My husband is executor of my mothers will, however a check made out to me (as I was the beneficiary of an account) arrived. He wants to deposit it into an estate account along with checks from another account that is part of the estate so that he can distribute evenly between me and my sisters, because he says my mom wanted everything split between the three of us, I don’t think my check belongs there. Am I wrong? Will he be able to deposit my check?
A: I wouldn't say you are wrong. If you are the beneficiary on the account, that money is yours. That being said, if your mother's wishes were for "everything" to be divided equally, you have moral, and possibly a legal, duty to include the money from that account as party of the assets to be divided equally. But, including in the estate account may not be the best idea if there are outstanding claims which exceed the assets in the estate. You could hold the check in your own account and then divide it between you and your sisters. If you want to deposit the check in to the estate account, you will probably have to endorse it "pay to the order of the estate of ______" , then sign it, and your husband could then deposit the check in the estate account.

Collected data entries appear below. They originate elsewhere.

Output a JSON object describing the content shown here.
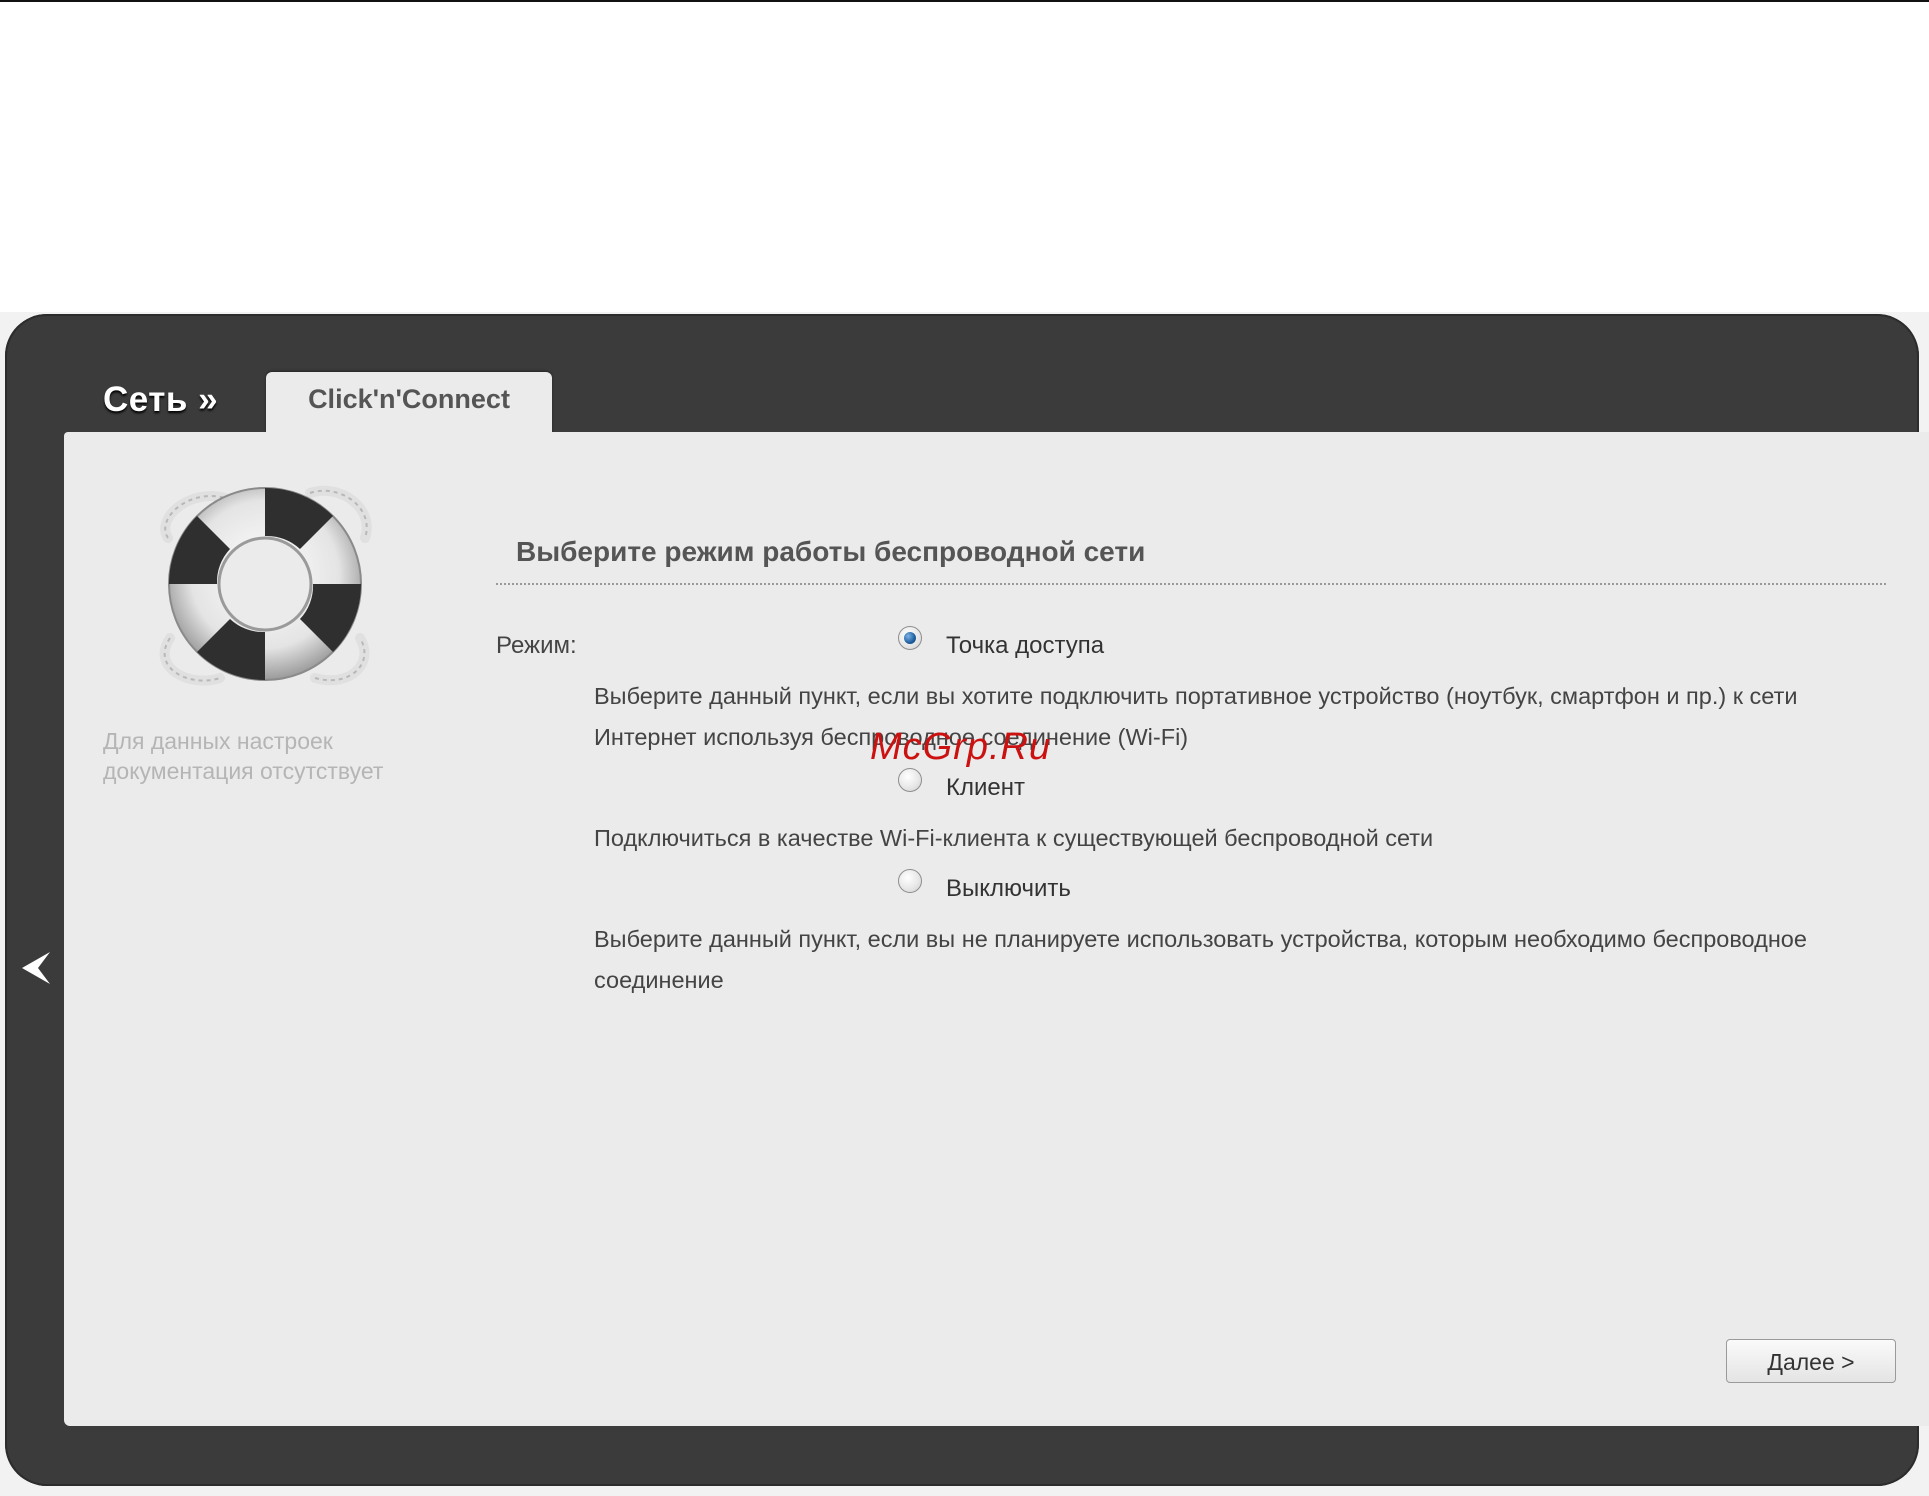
{
  "header": {
    "breadcrumb": "Сеть »",
    "tab_label": "Click'n'Connect"
  },
  "sidebar": {
    "help_text_line1": "Для данных настроек",
    "help_text_line2": "документация отсутствует",
    "icon": "lifebuoy-icon",
    "back_icon": "chevron-left-icon"
  },
  "main": {
    "title": "Выберите режим работы беспроводной сети",
    "mode_label": "Режим:",
    "options": [
      {
        "label": "Точка доступа",
        "selected": true,
        "description_line1": "Выберите данный пункт, если вы хотите подключить портативное устройство (ноутбук, смартфон и пр.) к сети",
        "description_line2": "Интернет используя беспроводное соединение (Wi-Fi)"
      },
      {
        "label": "Клиент",
        "selected": false,
        "description_line1": "Подключиться в качестве Wi-Fi-клиента к существующей беспроводной сети"
      },
      {
        "label": "Выключить",
        "selected": false,
        "description_line1": "Выберите данный пункт, если вы не планируете использовать устройства, которым необходимо беспроводное",
        "description_line2": "соединение"
      }
    ],
    "next_button": "Далее >"
  },
  "watermark": "McGrp.Ru",
  "colors": {
    "frame": "#3b3b3b",
    "panel": "#ebebeb",
    "radio_selected": "#1f5f9f",
    "watermark": "#cc1111"
  }
}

A: If the check is made out to you individually as the designated beneficiary of the account, it is considered a non-probate asset and therefore does not need to be deposited into the estate bank account, but can pass to you individually. I don't see how it could deposit the check unless you actually endorsed it over to the estate. This response is based purely on the way you posed the fact pattern and could be different upon a more detailed review, so I do want to make that clear. It is often a family issue that money left to one child and not others creates some conflict. Unless there is some evidence that points to the fact that this money should be split equally among all children, I would personally tend to disagree with my colleague's prior response that there is a legal obligation to do so, but that certainly is up for debate! Your mom could have affirmatively named all of her intended beneficiaries as such with this financial institution to prevent this issue. Since she chose only to name you, and therefore the asset does not pass through her probate estate, unless you feel a personal obligation to split it with your siblings (ie. gift them each a share), I would argue you're not legally liable to do so. This may be different if you were a joint owner on the account with mom and are benefiting simply from that convenience of adding one child and not others to the account. I hope this is helpful food-for-thought.